En aquellos días había tomado prestada de la Biblioteca una antología de cuentos de Edgar Allan Poe y estaba leyendo uno titulado William Wilson. Era la historia de un chico educado en un pueblo de Inglaterra que un buen día conoce a otro que se llama igual que él. Ese «segundo Wilson» no tarda en convertirse en su peor enemigo; lo contradice en todo, compite con él por cualquier cosa, y hasta sus compañeros acaban por confundirlos en cuanto se enteran de que han nacido el mismo día del mismo año. Seguramente Poe, tan hipnótico como era, había conseguido embaucarme tanto con su relato que aquel «Javier» que tenía enfrente debía de ser una sugestión literaria… Pero allí estaba. Y tampoco me quitaba ojo de encima.

En esa época yo no había oído hablar aún de los doppelgängers, término alemán utilizado para referirse a esta clase de «reflejos». Por supuesto, ignoraba que muchos escritores habían visto el suyo, como Goethe por ejemplo. «El más grande hombre de letras alemán» se tropezó con su doble en un bosque, camino de Drusenheim. Lo confesó en el libro XI de su autobiografía Poesía y verdad dando detalles incluso de la vestimenta de aquel «Goethe», que lucía un traje que no reconoció pero que usaría ocho años más tarde en un viaje por esa misma región. También dedicó algunas páginas a este asunto Julio Cortázar, el mejor traductor de Poe al castellano, o el Nobel José Saramago en su novela El hombre duplicado, donde su Teruliano Máximo Alfonso se tropieza con él mismo y decide espiarlo.
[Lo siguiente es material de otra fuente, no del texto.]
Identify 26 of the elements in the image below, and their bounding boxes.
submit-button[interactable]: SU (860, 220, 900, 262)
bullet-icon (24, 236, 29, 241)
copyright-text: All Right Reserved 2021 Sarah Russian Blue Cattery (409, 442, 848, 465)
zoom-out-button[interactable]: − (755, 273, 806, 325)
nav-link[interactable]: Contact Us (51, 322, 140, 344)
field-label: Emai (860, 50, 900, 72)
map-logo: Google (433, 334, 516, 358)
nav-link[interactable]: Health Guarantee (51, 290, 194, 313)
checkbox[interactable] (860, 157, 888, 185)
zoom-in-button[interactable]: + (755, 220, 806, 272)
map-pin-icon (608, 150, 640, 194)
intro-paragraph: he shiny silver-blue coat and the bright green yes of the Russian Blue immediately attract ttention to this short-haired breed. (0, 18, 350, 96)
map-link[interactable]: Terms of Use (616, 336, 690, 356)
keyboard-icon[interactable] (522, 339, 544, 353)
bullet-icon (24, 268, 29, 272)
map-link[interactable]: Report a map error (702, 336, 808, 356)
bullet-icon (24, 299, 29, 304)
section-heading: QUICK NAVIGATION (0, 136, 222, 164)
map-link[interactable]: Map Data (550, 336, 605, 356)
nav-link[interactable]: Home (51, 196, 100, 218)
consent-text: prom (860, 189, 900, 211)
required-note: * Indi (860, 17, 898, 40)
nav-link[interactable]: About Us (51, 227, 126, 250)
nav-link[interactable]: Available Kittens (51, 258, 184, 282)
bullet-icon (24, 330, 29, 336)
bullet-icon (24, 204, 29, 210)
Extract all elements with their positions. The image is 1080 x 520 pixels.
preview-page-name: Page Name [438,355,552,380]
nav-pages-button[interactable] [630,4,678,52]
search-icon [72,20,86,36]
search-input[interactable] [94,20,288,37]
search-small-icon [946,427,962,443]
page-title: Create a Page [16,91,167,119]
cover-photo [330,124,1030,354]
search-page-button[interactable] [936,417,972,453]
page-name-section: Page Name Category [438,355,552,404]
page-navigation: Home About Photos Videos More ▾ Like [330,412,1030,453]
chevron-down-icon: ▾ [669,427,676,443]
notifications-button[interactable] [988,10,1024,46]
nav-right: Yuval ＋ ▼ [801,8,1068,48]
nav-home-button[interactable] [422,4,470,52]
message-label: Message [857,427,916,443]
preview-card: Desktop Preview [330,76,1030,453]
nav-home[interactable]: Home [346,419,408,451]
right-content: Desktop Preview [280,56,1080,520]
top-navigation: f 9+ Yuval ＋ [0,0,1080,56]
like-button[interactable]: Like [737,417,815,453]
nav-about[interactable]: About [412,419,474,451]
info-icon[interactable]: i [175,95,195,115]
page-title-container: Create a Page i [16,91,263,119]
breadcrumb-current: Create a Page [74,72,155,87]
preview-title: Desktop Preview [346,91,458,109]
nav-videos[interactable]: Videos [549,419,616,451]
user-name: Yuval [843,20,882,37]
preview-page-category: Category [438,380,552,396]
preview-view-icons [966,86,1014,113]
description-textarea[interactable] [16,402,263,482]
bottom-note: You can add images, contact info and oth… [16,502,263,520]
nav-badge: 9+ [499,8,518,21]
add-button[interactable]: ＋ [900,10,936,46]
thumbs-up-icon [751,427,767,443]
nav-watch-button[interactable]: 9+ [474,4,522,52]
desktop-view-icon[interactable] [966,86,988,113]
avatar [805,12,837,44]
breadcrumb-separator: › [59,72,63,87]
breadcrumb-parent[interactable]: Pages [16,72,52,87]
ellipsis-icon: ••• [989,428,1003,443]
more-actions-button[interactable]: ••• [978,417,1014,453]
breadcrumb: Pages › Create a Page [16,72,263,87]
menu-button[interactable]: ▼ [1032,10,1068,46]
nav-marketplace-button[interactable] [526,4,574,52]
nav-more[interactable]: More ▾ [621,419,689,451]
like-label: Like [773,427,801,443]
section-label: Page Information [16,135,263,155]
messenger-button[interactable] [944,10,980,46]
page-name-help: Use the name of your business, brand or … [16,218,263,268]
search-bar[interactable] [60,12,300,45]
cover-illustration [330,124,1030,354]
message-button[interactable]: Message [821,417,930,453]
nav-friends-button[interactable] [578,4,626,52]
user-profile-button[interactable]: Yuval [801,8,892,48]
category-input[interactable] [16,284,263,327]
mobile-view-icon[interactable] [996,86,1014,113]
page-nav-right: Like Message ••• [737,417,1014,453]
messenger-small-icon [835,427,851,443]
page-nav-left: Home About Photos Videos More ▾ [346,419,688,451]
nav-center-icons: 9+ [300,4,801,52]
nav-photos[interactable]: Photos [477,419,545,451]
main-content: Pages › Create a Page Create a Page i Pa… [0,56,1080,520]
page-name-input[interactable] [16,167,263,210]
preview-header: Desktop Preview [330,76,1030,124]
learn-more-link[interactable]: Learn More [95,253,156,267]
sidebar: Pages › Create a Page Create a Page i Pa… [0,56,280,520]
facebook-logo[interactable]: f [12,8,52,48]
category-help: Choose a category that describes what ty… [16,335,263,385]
Yo, por cierto, también quise hacerlo con aquel «Javier», pero al salir de misa sencillamente se había esfumado. Solo me dejó el desconcierto. Una inquietud íntima, rara, que he callado hasta ahora. Y si hoy la recupero no es solo por el ocurrente tuit de Iker, sino porque según andaba buceando ahora en mis recuerdos, el cartero ha dejado en mi buzón el último libro de otro amigo, Óscar Fábrega, que ha dedicado justo al escritor de Baltimore. En las casi seiscientas páginas de A propósito de Poe, Fábrega hace un hueco para hablar de William Wilson. Y he tropezado con esa mención nada más abrir el libro… ¡Nada más abrirlo! ¿Casualidad? ¿Quizá cosa de los «duendes de biblioteca» de Jung?

Repasando en frío la situación me alegra no haber visto a mi doble a la salida de misa, porque aquel William Wilson terminó asesinando a William Wilson y, en un giro muy a lo Poe, descubriendo demasiado tarde que había acabado con él mismo. A esos dobles, pues, mejor no tocarlos. Y si no, rastreen también en Plauto, Dostoievski, Stevenson o Borges sus huellas y se convencerán. Yo, claro, ya lo estoy. Y creo que Iker Jiménez también.